Now a days a novel eye detection system has been designed.
April 5, 2022

This non-invasive technology has multiple applications in areas such as security and health.

Researchers from the ‘Integrated Systems Engineering’ group of the E.T.S. I of Telecommunications of the University of Malaga, specialized in artificial vision and assistive robotics, have designed this new system that can capture clear images of the iris at a distance of two meters and without the need for the person to stop.

This is an important step in the development of non-invasive biometric identification systems for iris recognition, as it adds greater processing capacity, with lower energy consumption and, in addition, it has managed to reduce the physical size of the system, which becomes an embedded system with a single camera, with very high resolution, instead of several cameras connected to their respective computers.

“It‘s main advantage is that it works with the person in motion and at a distance of two meters, also it does not require the person to stop in front of the camera to be identified, but is able to capture the iris while walking,” says UMA engineer Adrián Romero, one of the authors of the study.
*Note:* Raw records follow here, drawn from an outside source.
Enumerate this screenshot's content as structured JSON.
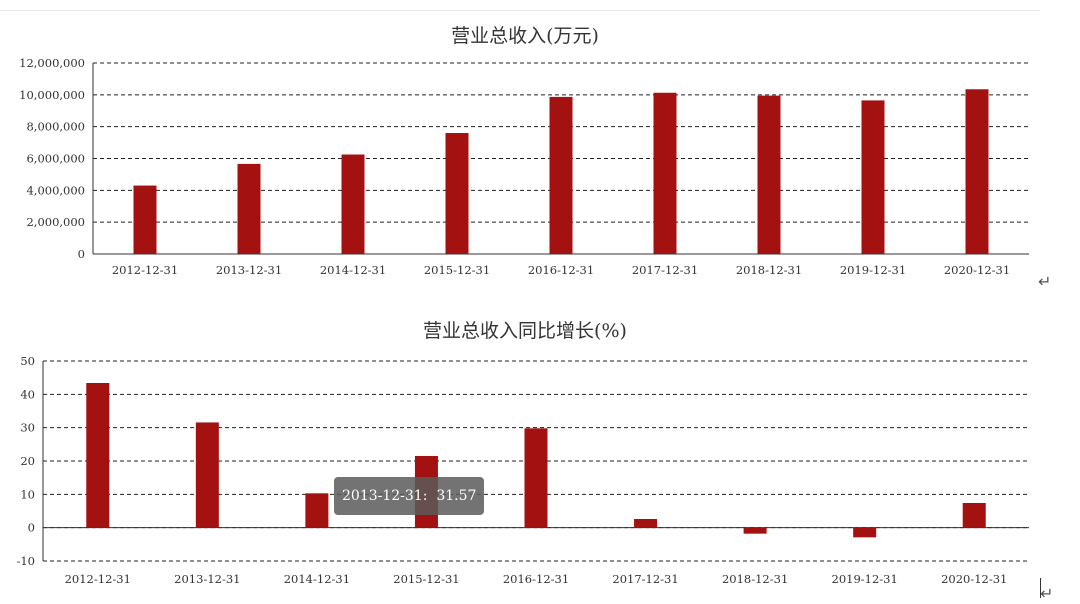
{
  "colors": {
    "bar": "#a31111",
    "grid": "#222222",
    "axis": "#333333",
    "tooltip_bg": "#5a5a5a"
  },
  "return_marks": [
    "↵",
    "↵"
  ],
  "tooltip": {
    "category": "2013-12-31",
    "value": "31.57"
  },
  "chart_data": [
    {
      "type": "bar",
      "title": "营业总收入(万元)",
      "xlabel": "",
      "ylabel": "",
      "categories": [
        "2012-12-31",
        "2013-12-31",
        "2014-12-31",
        "2015-12-31",
        "2016-12-31",
        "2017-12-31",
        "2018-12-31",
        "2019-12-31",
        "2020-12-31"
      ],
      "values": [
        4300000,
        5660000,
        6250000,
        7600000,
        9870000,
        10130000,
        9950000,
        9650000,
        10350000
      ],
      "ylim": [
        0,
        12000000
      ],
      "yticks": [
        0,
        2000000,
        4000000,
        6000000,
        8000000,
        10000000,
        12000000
      ],
      "ytick_labels": [
        "0",
        "2,000,000",
        "4,000,000",
        "6,000,000",
        "8,000,000",
        "10,000,000",
        "12,000,000"
      ],
      "grid": true,
      "grid_style": "dashed"
    },
    {
      "type": "bar",
      "title": "营业总收入同比增长(%)",
      "xlabel": "",
      "ylabel": "",
      "categories": [
        "2012-12-31",
        "2013-12-31",
        "2014-12-31",
        "2015-12-31",
        "2016-12-31",
        "2017-12-31",
        "2018-12-31",
        "2019-12-31",
        "2020-12-31"
      ],
      "values": [
        43.4,
        31.57,
        10.3,
        21.5,
        29.8,
        2.6,
        -1.8,
        -2.9,
        7.4
      ],
      "ylim": [
        -10,
        50
      ],
      "yticks": [
        -10,
        0,
        10,
        20,
        30,
        40,
        50
      ],
      "ytick_labels": [
        "-10",
        "0",
        "10",
        "20",
        "30",
        "40",
        "50"
      ],
      "grid": true,
      "grid_style": "dashed"
    }
  ]
}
Likewise, the expert explains that the eye detection system developed can analyze more than 700 images per second, although, due to subsequent filtering and evaluation steps, the rate is reduced to about 88 images per second. “It must be taken into account that the previous system worked with only twenty images, so the quantitative leap is enormous,” adds Professor Antonio Bandera Rubio, a member of this R+D+i group at the UMA.

This work has recently been published in the scientific journal ‘Expert Systems with Applications’ and is part of an architecture for biometric identification based on iris recognition that, for more than a decade, has been developed with the company ‘SHS Consultores’ from transfer contracts managed by the OTRI of the UMA.

Its commercial implementation is the next objective, seeking to convert the iris into the new fingerprint, thus facilitating security in access or capacity controls and always in spaces where surveillance is previously specified.